The 2019-built 173,400-cbm Maran Gas Hydra, owned by Greece’s Maran Gas and chartered by Shell, has already arrived in the Rotterdam port.
According to its AIS data provided by VesselsValue, the vessel loaded the cargo in mid-June at Shell’s QCLNG plant on Curtis Island off Australia’s Gladstone.
After that, the vessel visited Chile’s Quintero LNG import facility. Prior to heading to Gate, it stopped at Trinidad’s Point Fortin LNG export plant at the end of July, the data shows.
Gate’s commercial manager, Stefaan Adriaens, told LNG Prime the cargo that would be delivered to Gate on Friday includes LNG from Australia but the majority of the shipment comes from Trinidad.
“The arrival of the first Australian molecules at Gate is a sign of the times: Europe needs every molecule available and the LNG industry shows its flexibility and agility to help in the current energy crisis,” Adriaens said.
Gate and other terminals in Europe have seen a significant increase in deliveries since the last year due to a lack of pipeline gas supply and high gas prices, attracting LNG cargoes from the US and other sources.

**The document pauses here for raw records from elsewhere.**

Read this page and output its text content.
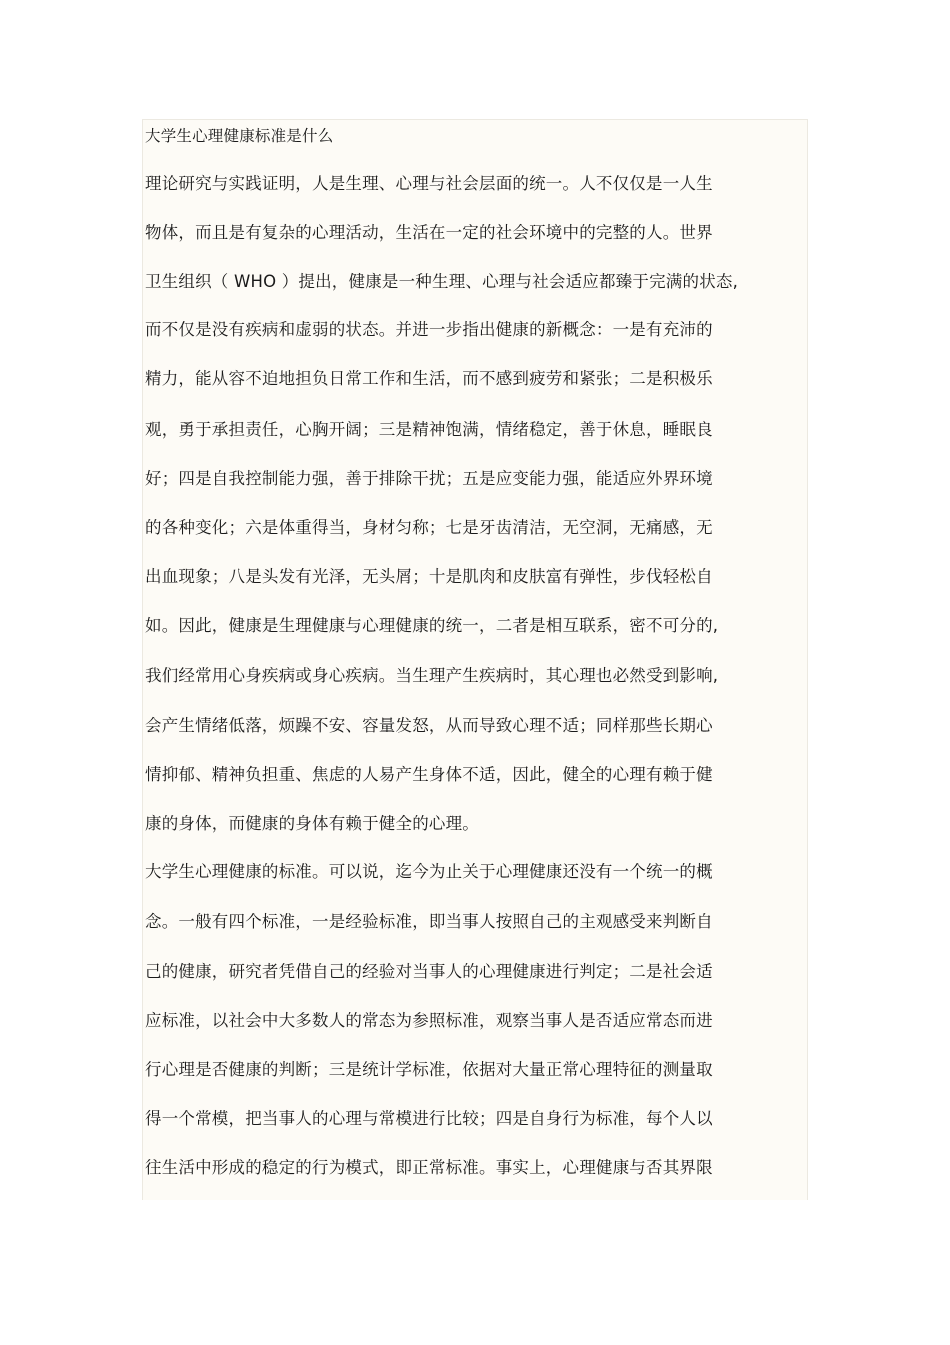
大学生心理健康标准是什么
理论研究与实践证明，人是生理、心理与社会层面的统一。人不仅仅是一人生
物体，而且是有复杂的心理活动，生活在一定的社会环境中的完整的人。世界
卫生组织（ WHO ）提出，健康是一种生理、心理与社会适应都臻于完满的状态,
而不仅是没有疾病和虚弱的状态。并进一步指出健康的新概念：一是有充沛的
精力，能从容不迫地担负日常工作和生活，而不感到疲劳和紧张；二是积极乐
观，勇于承担责任，心胸开阔；三是精神饱满，情绪稳定，善于休息，睡眠良
好；四是自我控制能力强，善于排除干扰；五是应变能力强，能适应外界环境
的各种变化；六是体重得当，身材匀称；七是牙齿清洁，无空洞，无痛感，无
出血现象；八是头发有光泽，无头屑；十是肌肉和皮肤富有弹性，步伐轻松自
如。因此，健康是生理健康与心理健康的统一，二者是相互联系，密不可分的,
我们经常用心身疾病或身心疾病。当生理产生疾病时，其心理也必然受到影响,
会产生情绪低落，烦躁不安、容量发怒，从而导致心理不适；同样那些长期心
情抑郁、精神负担重、焦虑的人易产生身体不适，因此，健全的心理有赖于健
康的身体，而健康的身体有赖于健全的心理。
大学生心理健康的标准。可以说，迄今为止关于心理健康还没有一个统一的概
念。一般有四个标准，一是经验标准，即当事人按照自己的主观感受来判断自
己的健康，研究者凭借自己的经验对当事人的心理健康进行判定；二是社会适
应标准，以社会中大多数人的常态为参照标准，观察当事人是否适应常态而进
行心理是否健康的判断；三是统计学标准，依据对大量正常心理特征的测量取
得一个常模，把当事人的心理与常模进行比较；四是自身行为标准，每个人以
往生活中形成的稳定的行为模式，即正常标准。事实上，心理健康与否其界限
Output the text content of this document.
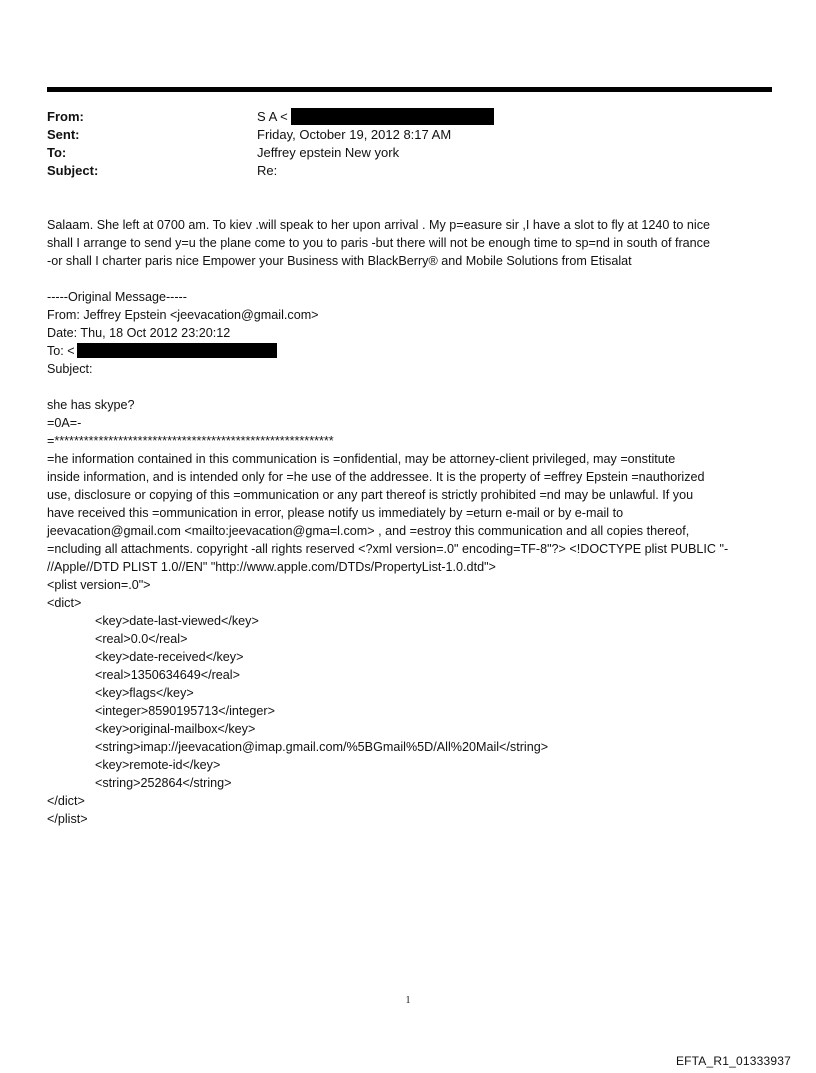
From:	S A <
Sent:	Friday, October 19, 2012 8:17 AM
To:	Jeffrey epstein New york
Subject:	Re:
Salaam. She left at 0700 am. To kiev .will speak to her upon arrival . My p=easure sir ,I have a slot to fly at 1240 to nice
shall I arrange to send y=u the plane come to you to paris -but there will not be enough time to sp=nd in south of france
-or shall I charter paris nice Empower your Business with BlackBerry® and Mobile Solutions from Etisalat
-----Original Message-----
From: Jeffrey Epstein <jeevacation@gmail.com>
Date: Thu, 18 Oct 2012 23:20:12
To: <
Subject:
she has skype?
=0A=-
=*********************************************************
=he information contained in this communication is =onfidential, may be attorney-client privileged, may =onstitute
inside information, and is intended only for =he use of the addressee. It is the property of =effrey Epstein =nauthorized
use, disclosure or copying of this =ommunication or any part thereof is strictly prohibited =nd may be unlawful. If you
have received this =ommunication in error, please notify us immediately by =eturn e-mail or by e-mail to
jeevacation@gmail.com <mailto:jeevacation@gma=l.com> , and =estroy this communication and all copies thereof,
=ncluding all attachments. copyright -all rights reserved <?xml version=.0" encoding=TF-8"?> <!DOCTYPE plist PUBLIC "-
//Apple//DTD PLIST 1.0//EN" "http://www.apple.com/DTDs/PropertyList-1.0.dtd">
<plist version=.0">
<dict>
<key>date-last-viewed</key>
<real>0.0</real>
<key>date-received</key>
<real>1350634649</real>
<key>flags</key>
<integer>8590195713</integer>
<key>original-mailbox</key>
<string>imap://jeevacation@imap.gmail.com/%5BGmail%5D/All%20Mail</string>
<key>remote-id</key>
<string>252864</string>
</dict>
</plist>
1
EFTA_R1_01333937
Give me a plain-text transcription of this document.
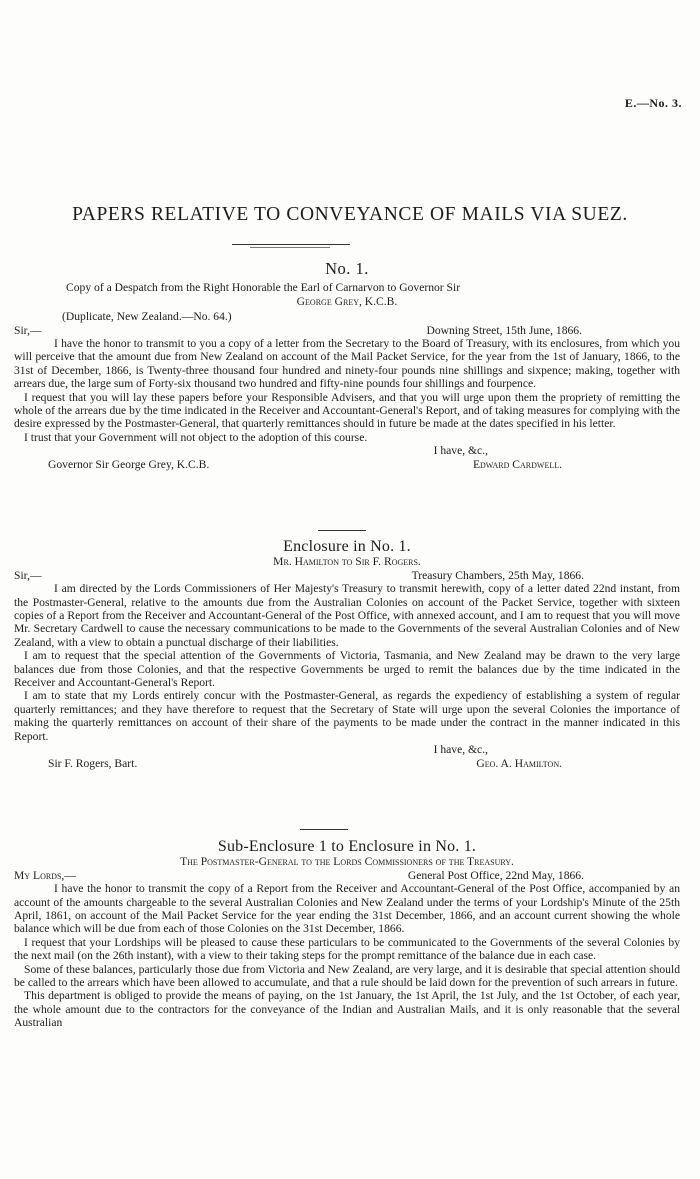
E.—No. 3.
PAPERS RELATIVE TO CONVEYANCE OF MAILS VIA SUEZ.
No. 1.

Copy of a Despatch from the Right Honorable the Earl of Carnarvon to Governor Sir

George Grey, K.C.B.

(Duplicate, New Zealand.—No. 64.)

Sir,—	Downing Street, 15th June, 1866.

I have the honor to transmit to you a copy of a letter from the Secretary to the Board of Treasury, with its enclosures, from which you will perceive that the amount due from New Zealand on account of the Mail Packet Service, for the year from the 1st of January, 1866, to the 31st of December, 1866, is Twenty-three thousand four hundred and ninety-four pounds nine shillings and sixpence; making, together with arrears due, the large sum of Forty-six thousand two hundred and fifty-nine pounds four shillings and fourpence.

I request that you will lay these papers before your Responsible Advisers, and that you will urge upon them the propriety of remitting the whole of the arrears due by the time indicated in the Receiver and Accountant-General's Report, and of taking measures for complying with the desire expressed by the Postmaster-General, that quarterly remittances should in future be made at the dates specified in his letter.

I trust that your Government will not object to the adoption of this course.

I have, &c.,

Governor Sir George Grey, K.C.B.	Edward Cardwell.
Enclosure in No. 1.

Mr. Hamilton to Sir F. Rogers.

Sir,—	Treasury Chambers, 25th May, 1866.

I am directed by the Lords Commissioners of Her Majesty's Treasury to transmit herewith, copy of a letter dated 22nd instant, from the Postmaster-General, relative to the amounts due from the Australian Colonies on account of the Packet Service, together with sixteen copies of a Report from the Receiver and Accountant-General of the Post Office, with annexed account, and I am to request that you will move Mr. Secretary Cardwell to cause the necessary communications to be made to the Governments of the several Australian Colonies and of New Zealand, with a view to obtain a punctual discharge of their liabilities.

I am to request that the special attention of the Governments of Victoria, Tasmania, and New Zealand may be drawn to the very large balances due from those Colonies, and that the respective Governments be urged to remit the balances due by the time indicated in the Receiver and Accountant-General's Report.

I am to state that my Lords entirely concur with the Postmaster-General, as regards the expediency of establishing a system of regular quarterly remittances; and they have therefore to request that the Secretary of State will urge upon the several Colonies the importance of making the quarterly remittances on account of their share of the payments to be made under the contract in the manner indicated in this Report.

I have, &c.,

Sir F. Rogers, Bart.	Geo. A. Hamilton.
Sub-Enclosure 1 to Enclosure in No. 1.

The Postmaster-General to the Lords Commissioners of the Treasury.

My Lords,—	General Post Office, 22nd May, 1866.

I have the honor to transmit the copy of a Report from the Receiver and Accountant-General of the Post Office, accompanied by an account of the amounts chargeable to the several Australian Colonies and New Zealand under the terms of your Lordship's Minute of the 25th April, 1861, on account of the Mail Packet Service for the year ending the 31st December, 1866, and an account current showing the whole balance which will be due from each of those Colonies on the 31st December, 1866.

I request that your Lordships will be pleased to cause these particulars to be communicated to the Governments of the several Colonies by the next mail (on the 26th instant), with a view to their taking steps for the prompt remittance of the balance due in each case.

Some of these balances, particularly those due from Victoria and New Zealand, are very large, and it is desirable that special attention should be called to the arrears which have been allowed to accumulate, and that a rule should be laid down for the prevention of such arrears in future.

This department is obliged to provide the means of paying, on the 1st January, the 1st April, the 1st July, and the 1st October, of each year, the whole amount due to the contractors for the conveyance of the Indian and Australian Mails, and it is only reasonable that the several Australian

European countries are fast-tracking LNG imports as part of plans to slash reliance on Russian gas and diversify supply sources.
In order to cater to the increasing demand, Gasunie and Vopak are expanding the Gate facility to add two more truck loading bays to boost the total to five.
Following modifications, investments, and successful tests, Gate now has an annual capacity of 12 bcm on a firm basis and 4 bcm on an interruptible basis.
Gate’s owners also aim to add the fourth LNG storage tank as part of the expansion plans.